Associate Professor, Physical Chemistry

B.A., Princeton University, 1977

Ph.D., Harvard University, 1984

Dr. Loeser's research involves the development of dimensional scaling methods for treating electronic structure. Dimensional scaling is still a relatively new field. It is based on the recognition that for certain types of problems it may be useful to consider the spatial dimensionality as a parameter, which for most people seems to have the value D=3.

The reason for taking this unusual approach is that many problems, especially those in electronic structure, simplify dramatically at certain values of D. Essentially every problem simplifies in the infinite-D limit, where all particles have unlimited degrees of freedom. For many problems one can also find useful simplifications when the dimensionality is lowered.

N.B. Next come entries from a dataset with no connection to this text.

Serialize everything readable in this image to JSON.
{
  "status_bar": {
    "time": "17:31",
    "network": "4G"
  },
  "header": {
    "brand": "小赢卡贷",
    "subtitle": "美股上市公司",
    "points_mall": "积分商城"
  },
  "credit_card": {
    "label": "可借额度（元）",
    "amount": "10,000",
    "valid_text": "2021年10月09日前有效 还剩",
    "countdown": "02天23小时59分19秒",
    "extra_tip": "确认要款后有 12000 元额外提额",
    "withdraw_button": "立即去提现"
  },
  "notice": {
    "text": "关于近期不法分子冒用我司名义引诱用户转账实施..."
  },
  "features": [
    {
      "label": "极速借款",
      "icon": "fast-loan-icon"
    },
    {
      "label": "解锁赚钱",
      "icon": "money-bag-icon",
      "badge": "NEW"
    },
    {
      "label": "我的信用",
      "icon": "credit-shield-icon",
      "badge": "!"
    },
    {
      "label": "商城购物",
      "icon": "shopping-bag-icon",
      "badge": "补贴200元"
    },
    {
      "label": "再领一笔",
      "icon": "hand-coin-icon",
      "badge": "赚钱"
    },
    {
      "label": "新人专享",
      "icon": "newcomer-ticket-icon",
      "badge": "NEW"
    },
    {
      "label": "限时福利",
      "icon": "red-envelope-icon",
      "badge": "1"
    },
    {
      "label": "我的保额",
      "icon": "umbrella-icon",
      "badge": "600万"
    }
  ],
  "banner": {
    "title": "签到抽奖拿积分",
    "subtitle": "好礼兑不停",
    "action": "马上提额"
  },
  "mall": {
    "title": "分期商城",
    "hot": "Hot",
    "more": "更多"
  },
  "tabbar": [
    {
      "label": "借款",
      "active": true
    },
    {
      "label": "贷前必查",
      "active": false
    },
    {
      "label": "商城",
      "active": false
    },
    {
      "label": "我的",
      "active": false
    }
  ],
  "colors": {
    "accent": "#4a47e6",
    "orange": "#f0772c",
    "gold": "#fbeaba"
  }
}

Several different methods have been developed for utilizing results obtained at non-physical values of D to construct approximate D=3 solutions. One is the method of 1/D expansions, in which the infinite-D limit is used as a starting point, and then systematically corrected by means of perturbation theory. Another approach is to use results obtained at two or more nonphysical values of D to interpolate approximate D=3 solutions. A third approach is to use only the very simple infinite-D limit solutions explicitly, but to correct these for finite-D effects by means of scale factors derived from the analytic structure of dimensional singularities.

As might be expected, dimensional scaling results are in general not highly accurate,
at least by the standards of modern *ab initio* calculations. On the other hand, the
methods are computationally extremely simple. This renders them useful for treating
otherwise insoluble problems. Perhaps even more important, the simplicity of the methods
means that one can often use them to gain insight into complex processes. The insights are
typically geometric in nature, since the infinite-D limit is in fact a classical limit
characterized by localization of the electrons relative to each other.

On the quantitative side, dimensional scaling has proven to be most useful for studying
electron correlation (that is, the error associated with the use of the orbital
approximation). Electron correlation remains a very challenging problem, even with
high-end computational facilities. The fundamental reason that dimensional scaling has
proven to be so useful in treating correlation is that the simplifications that occur in
the dimensional limits are not due to dynamical approximations which destroy correlation;
thus the dimensional limit solutions upon which the method relies are fully correlated. By
isolating the correlation component of the energy and treating this by dimensional
scaling, results competitive in accuracy with *ab initio* calculations are obtained.